My intention had been to drop my arm back to my side once I’d brushed his hair back, but I found my fingers lingering, Finn not helping matters when he turned into my touch. “Why are you waiting for me to kiss you? You could kiss me.” My voice was husky. With emotion? With arousal? Both probably. Nerves no doubt played a part, too. I hadn’t kissed him because I wanted to get it right. Was now the right time?

Unfortunately, there was no handbook to be had on how you dug yourself out of a metaphorical relationship mineshaft that you and you alone had dug. I’d come to Paris with only one certainty: the knowledge that I wasn’t ready to let Finngo without a fight. How to do that had required constant strategizing and rethinking in the few days that I’d been here, as well as a refusal to take Finn’s words at face value and read between the lines. Like walking a tightrope.

A weaker man would have balked on the first night when Finn had made it clear how unhappy I’d made him. No man liked to hear that. Especially when I’d remained oblivious to it, too wrapped up in myself to see the signs. I was in this for the long haul. Not for a night or two, so in my mind, as impractical as it might seem with him in Paris and me in London, we had all the time in the world.

Even as I thought that, my fingers drifted to his chin, and I leaned forward to bring our lips together. The day hadn’t been perfect, I realized, as Finn wound his arms around my neck and we kissed. Now I had him in my arms and he was responding enthusiastically. Now it was perfect.

Enthusiasm didn’t mean we rushed things. We savored the kiss like we were tasting fine wine rather than each other. It was inevitable it would eventually deepen and that tongues would get involved, that hands would grasp at fabric, and small sounds of pleasure would escape between kisses. His? Mine? It was impossible to tell.

When we eventually eased back from each other, we were both breathless. I drank in the intoxicating sight of Finn’s desire for me: the flushed cheeks; the dilated pupils; and the redness of his lips. He looked like a man who’d been well and truly kissed, and I was insanely pleased to have been the one to do it. “Our first kiss,” I said quietly.

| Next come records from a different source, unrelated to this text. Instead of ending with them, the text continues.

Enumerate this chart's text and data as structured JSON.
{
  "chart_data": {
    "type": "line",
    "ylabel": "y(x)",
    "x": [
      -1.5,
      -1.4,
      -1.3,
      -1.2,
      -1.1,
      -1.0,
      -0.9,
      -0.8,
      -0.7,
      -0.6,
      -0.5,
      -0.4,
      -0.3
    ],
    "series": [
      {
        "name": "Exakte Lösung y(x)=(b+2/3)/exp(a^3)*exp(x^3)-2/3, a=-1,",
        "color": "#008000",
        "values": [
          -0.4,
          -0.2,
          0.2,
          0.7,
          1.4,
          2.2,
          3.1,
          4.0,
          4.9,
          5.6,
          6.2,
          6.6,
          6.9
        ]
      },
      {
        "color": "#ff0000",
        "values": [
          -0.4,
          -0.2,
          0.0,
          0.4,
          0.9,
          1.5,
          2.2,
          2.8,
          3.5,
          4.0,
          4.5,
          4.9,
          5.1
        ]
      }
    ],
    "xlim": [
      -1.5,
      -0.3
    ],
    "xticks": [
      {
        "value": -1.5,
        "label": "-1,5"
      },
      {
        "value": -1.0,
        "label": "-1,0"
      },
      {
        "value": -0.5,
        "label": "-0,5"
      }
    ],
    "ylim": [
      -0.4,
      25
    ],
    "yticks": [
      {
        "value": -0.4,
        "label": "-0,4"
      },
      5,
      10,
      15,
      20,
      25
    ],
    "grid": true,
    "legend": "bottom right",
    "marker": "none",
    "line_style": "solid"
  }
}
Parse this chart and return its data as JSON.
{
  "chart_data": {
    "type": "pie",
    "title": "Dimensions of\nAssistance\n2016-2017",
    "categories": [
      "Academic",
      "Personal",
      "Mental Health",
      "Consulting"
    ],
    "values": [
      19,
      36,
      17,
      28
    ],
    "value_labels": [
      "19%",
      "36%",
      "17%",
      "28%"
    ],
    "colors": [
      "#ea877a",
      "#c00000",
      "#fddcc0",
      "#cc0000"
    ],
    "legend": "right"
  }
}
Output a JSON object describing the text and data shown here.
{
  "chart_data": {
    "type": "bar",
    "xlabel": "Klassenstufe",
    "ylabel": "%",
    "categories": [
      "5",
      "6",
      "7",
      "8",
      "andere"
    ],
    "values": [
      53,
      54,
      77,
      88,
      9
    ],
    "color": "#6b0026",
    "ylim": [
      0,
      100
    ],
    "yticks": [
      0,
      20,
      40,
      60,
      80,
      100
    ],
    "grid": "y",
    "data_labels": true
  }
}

Finn laughed. “Yeah, right?” He cocked his head to one side and regarded me curiously. “Why wasn’t our actual first kiss anything like that?”

I thought about it, recalling pushing Finn against the wall the very second I’d gotten him inside my flat. It had beenall simmering lust and haste. A means to an end rather than something that should have stood alone. “Because I was too busy getting you out of your clothes,” I answered honestly. “My priorities were skewed.”

“Ah, yeah, that’s right,” Finn said in a tone that wouldn’t have been out of place if I’d just revealed the eighth wonder of the world.

We were still pressed together and I luxuriated in his body heat for a few extra seconds before reluctantly putting some distance between us by stepping back. I knew that in the short-term accompanying him upstairs would be wonderful, but I needed to keep thinking long-term, which meant forcing my brain to decide rather than my cock. We’d rushed everything the first time, and it had crashed and burned.